Questa domanda, che riprendo pari pari da un commento, tocca un punto cruciale: chi fa i controlli e quando. La risposta sorprende molti, ma il sistema europeo funziona così: il produttore (o l’importatore) autocertifica la conformità dei prodotti. Non c’è un ente esterno che ti dà il “via libera” prima di vendere, a meno che non si parli di prodotti con requisiti di sicurezza particolari – ad esempio, i prodotti medicali. Ovviamente, però, sono previste sanzioni molto pesanti per chi dichiara il falso.

Per i prodotti a contatto con gli alimenti, il meccanismo è questo: il produttore deve avere una dichiarazione di conformità che attesti il rispetto delle norme MOCA, supportata da test di laboratorio. 

Riprendendo l’esempio dei bicchieri, i test devono verificare la migrazione globale e, se il vetro contiene piombo, anche la migrazione specifica di questo metallo. Questi test vengono fatti su campioni, seguendo le procedure previste dalla normativa (simulanti, temperature, tempi di contatto).

I controlli ufficiali delle autorità sanitarie arrivano dopo, a campione, sia sui prodotti già sul mercato che durante le importazioni. È il sistema dei controlli post-market: le ASL, gli USMAF alle dogane, i NAS possono fare verifiche in qualsiasi momento. Tuttavia non possono verificare ogni singolo lotto di ogni singolo prodotto prima che arrivi sugli scaffali: sarebbe fisicamente impossibile!

“Vi siete accorti del problema UN ANNO dopo?”

Anche questo commento, che riprendo letteralmente, nasce da un’idea sbagliata su come funziona la sorveglianza. 

L’azienda che stiamo usando come caso studio ha dichiarato che il prodotto aveva “superato tutti i rigidi test iniziali” ma poi “un test effettuato successivamente su uno specifico lotto” ha dato esito negativo. 

Come è possibile?

Facciamo un passo indietro. I test iniziali vengono fatti su campioni rappresentativi. Ma la produzione vera, quella industriale su larga scala, può presentare variabilità

Un lotto può avere una composizione leggermente diversa della materia prima, una temperatura di cottura non perfettamente controllata, una contaminazione accidentale. Per questo esistono i controlli di qualità interni continui e i controlli post-market delle autorità.

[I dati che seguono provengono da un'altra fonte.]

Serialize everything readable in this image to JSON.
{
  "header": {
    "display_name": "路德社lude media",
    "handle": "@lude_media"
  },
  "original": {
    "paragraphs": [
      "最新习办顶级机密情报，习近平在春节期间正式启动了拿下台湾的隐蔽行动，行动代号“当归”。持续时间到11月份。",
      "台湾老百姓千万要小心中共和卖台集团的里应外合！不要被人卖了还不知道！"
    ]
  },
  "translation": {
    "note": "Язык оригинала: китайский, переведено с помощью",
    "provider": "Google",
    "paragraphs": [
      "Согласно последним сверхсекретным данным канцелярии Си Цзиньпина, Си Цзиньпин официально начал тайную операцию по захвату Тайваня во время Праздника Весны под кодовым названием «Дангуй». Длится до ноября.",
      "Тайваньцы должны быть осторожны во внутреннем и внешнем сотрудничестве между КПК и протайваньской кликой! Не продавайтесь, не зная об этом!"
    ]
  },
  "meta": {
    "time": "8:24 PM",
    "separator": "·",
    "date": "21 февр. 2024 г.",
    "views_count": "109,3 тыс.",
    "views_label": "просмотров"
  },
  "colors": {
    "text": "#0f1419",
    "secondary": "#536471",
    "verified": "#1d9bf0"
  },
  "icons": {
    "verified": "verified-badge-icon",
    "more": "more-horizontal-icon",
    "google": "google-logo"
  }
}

Nel caso specifico dei bicchieri, non sappiamo quale parametro sia stato sforato. Ma facciamo un’ipotesi: se il bicchiere contiene piombo o cadmio negli smalti colorati, la migrazione può variare tra lotti diversi. Un test su un lotto successivo ha evidenziato valori fuori norma.

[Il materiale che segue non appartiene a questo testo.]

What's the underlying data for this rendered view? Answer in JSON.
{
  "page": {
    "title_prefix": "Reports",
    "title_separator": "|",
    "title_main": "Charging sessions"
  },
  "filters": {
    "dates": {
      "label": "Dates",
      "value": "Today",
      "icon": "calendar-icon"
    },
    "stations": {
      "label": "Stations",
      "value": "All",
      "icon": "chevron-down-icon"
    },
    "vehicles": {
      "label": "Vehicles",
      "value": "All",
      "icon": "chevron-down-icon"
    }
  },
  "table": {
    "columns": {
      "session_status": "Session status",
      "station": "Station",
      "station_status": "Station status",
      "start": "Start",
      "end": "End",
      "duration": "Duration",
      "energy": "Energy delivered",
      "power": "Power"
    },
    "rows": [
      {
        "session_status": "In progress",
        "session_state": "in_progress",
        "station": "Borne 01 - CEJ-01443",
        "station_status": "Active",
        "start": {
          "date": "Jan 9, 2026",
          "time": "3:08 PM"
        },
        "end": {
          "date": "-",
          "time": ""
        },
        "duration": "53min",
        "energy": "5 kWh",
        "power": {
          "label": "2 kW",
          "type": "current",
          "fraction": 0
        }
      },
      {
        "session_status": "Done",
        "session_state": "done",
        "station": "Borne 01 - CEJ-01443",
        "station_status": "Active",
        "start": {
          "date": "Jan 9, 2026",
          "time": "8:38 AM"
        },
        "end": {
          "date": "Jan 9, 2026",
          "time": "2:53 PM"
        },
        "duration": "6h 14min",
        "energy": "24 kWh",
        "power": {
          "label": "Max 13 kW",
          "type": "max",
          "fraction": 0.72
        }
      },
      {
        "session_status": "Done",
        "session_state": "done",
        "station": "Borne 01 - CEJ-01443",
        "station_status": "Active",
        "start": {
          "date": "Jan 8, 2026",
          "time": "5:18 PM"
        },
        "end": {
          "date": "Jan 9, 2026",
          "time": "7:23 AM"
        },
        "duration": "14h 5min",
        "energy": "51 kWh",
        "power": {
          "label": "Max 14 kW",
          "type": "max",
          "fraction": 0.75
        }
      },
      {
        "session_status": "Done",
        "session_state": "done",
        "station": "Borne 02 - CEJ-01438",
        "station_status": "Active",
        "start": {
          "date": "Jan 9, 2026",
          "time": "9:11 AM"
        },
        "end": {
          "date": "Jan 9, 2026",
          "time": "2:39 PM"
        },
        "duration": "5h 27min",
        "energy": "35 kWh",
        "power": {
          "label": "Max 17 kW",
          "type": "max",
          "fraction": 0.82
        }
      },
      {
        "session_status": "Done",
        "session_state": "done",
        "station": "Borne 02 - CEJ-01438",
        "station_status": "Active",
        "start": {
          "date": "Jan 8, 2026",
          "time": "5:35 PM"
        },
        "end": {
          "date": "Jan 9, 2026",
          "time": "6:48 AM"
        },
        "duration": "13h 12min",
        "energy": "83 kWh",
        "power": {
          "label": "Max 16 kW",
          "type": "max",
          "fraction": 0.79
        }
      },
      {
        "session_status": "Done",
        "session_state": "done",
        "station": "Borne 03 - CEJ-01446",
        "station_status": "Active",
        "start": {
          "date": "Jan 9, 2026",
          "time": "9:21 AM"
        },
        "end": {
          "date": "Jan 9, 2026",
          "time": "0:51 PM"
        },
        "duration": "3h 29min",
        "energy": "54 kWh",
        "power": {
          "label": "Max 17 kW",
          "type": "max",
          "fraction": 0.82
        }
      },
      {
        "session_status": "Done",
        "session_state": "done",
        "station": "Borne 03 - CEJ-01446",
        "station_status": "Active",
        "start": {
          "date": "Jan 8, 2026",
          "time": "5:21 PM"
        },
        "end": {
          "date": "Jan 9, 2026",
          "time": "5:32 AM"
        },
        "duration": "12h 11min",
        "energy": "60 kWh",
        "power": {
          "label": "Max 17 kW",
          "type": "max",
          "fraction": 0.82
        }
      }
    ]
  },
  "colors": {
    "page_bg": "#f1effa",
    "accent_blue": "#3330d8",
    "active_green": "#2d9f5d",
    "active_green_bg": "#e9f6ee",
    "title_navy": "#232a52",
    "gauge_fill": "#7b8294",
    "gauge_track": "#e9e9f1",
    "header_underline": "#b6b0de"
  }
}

A quel punto, l’azienda ha due opzioni: ritirare solo il lotto problematico oppure, in via cautelativa, ritirare tutta la produzione. Qui l’azienda ha scelto la seconda strada, che è la più prudente.

Insomma, quello che ha scandalizzato i consumatori e minato la loro fiducia è in realtà la conferma che il sistema di sorveglianza continua dopol’immissione sul mercato funziona. Non è un fallimento del sistema: è il sistema che lavora come deve.

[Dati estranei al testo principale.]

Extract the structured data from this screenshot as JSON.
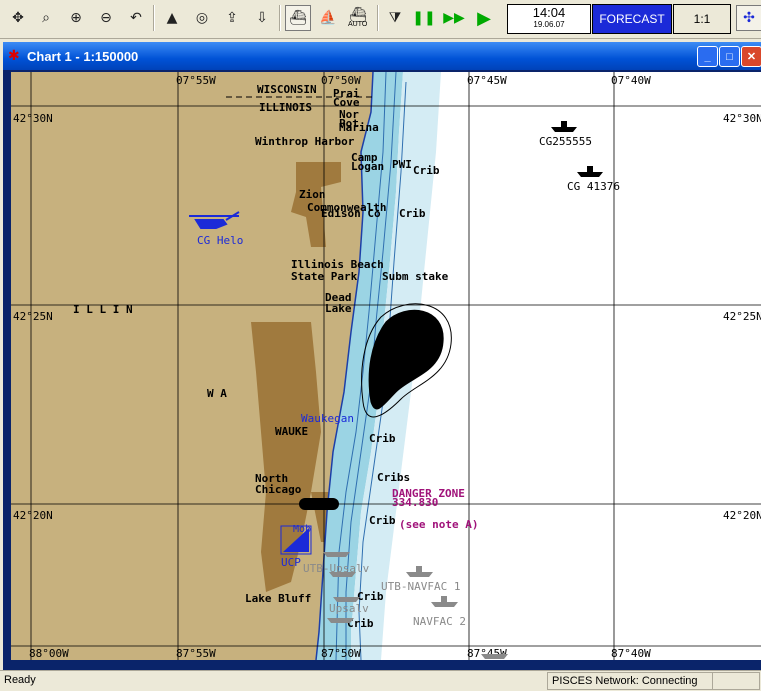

Il problema vero è un altro, ed è quello sollevato da un altro commento: “Chi acquista alcuni dei prodotti e non ha modo di venire a conoscenza dei ritiri?” 

Qui entra in gioco il sistema Rapex (Rapid Alert System) europeo, che dovrebbe garantire la tracciabilità e la comunicazione dei richiami. Ma nella pratica, se hai comprato il bicchiere due mesi fa e non segui i canali di comunicazione dell’azienda, potresti non sapere mai del ritiro.

“Tutte cinesate che non rispettano gli standard europei”

Questo è uno dei malintesi più duri a morire: paese di origine = qualità e sicurezza. La realtà è più complessa.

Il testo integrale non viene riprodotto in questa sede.